But this was only the beginning. Native American children who died in Carlisle were buried with Christian prayers and laid to rest in an east-west position in keeping with the tradition of the church. There was no attempt by school officials to invite Native American families to the burials or to allow them to carry out traditional burial ceremonies.

The other students

About 8,000 children from more than 140 tribes passed through the Carlisle Indian School between 1879 and 1918, including famous Olympian Jim Thorpe. The only information available on most of them is sketchy details on student information cards.

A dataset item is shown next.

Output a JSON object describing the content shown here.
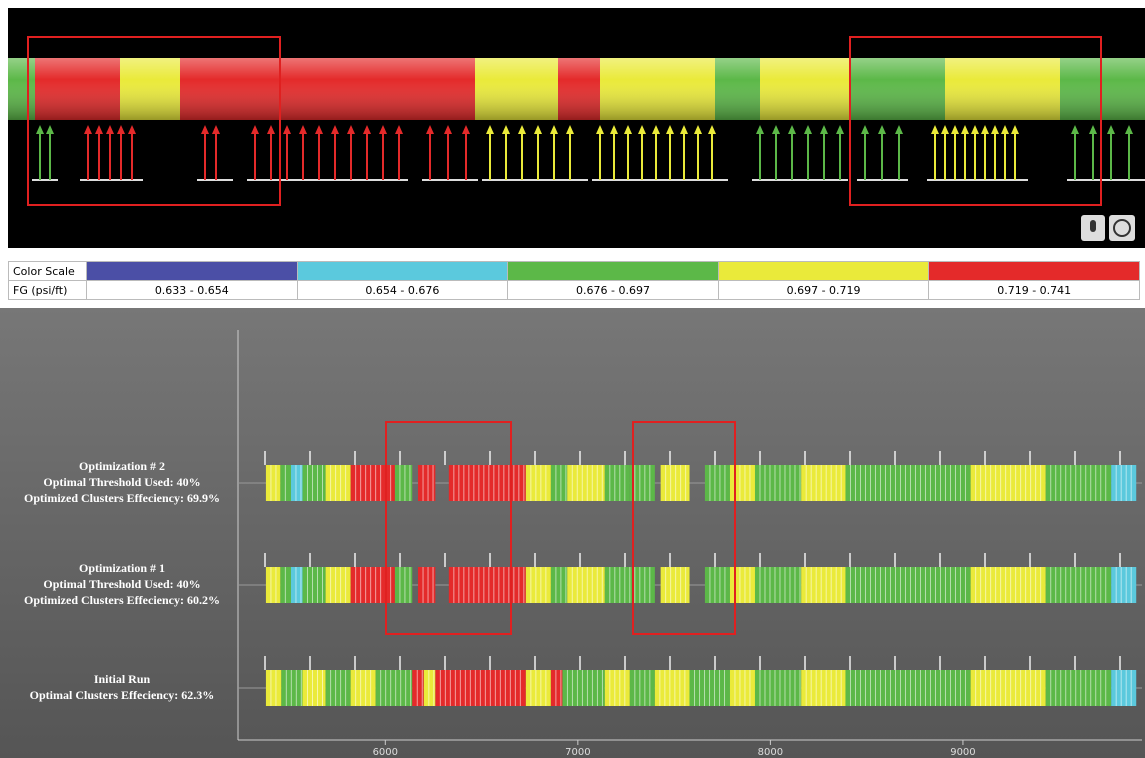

  • Beau Neal was 13 when he arrived in Carlisle from Wyoming on Oct. 27, 1879. He died on Aug. 20, 1880.
  • Launy Shorty was 16 when he arrived in Carlisle from Montana on March 26, 1890. At the time, he was about 5-foot-6 and weighed about 136 pounds. Both his parents were alive. Shorty participated in two Outings in Bucks County. From April 26 to Sept. 18, 1890, he worked for a client in Newtown. He also worked for E. Reading in Makefield from May 23 to Aug. 11, 1891. Shorty died of tuberculosis on Feb. 16, 1892.
  • Edward Upright was 12 when he arrived in Carlisle from North Dakota on Nov. 6, 1879. On May 5, 1891, he died of pneumonia while recovering from the measles.

“Kill the Indian to save the man” was the catchphrase of The Carlisle Indian Industrial School, a boarding school opened in Pennsylvania in 1879. It became a grim epitaph for numerous native children who died there.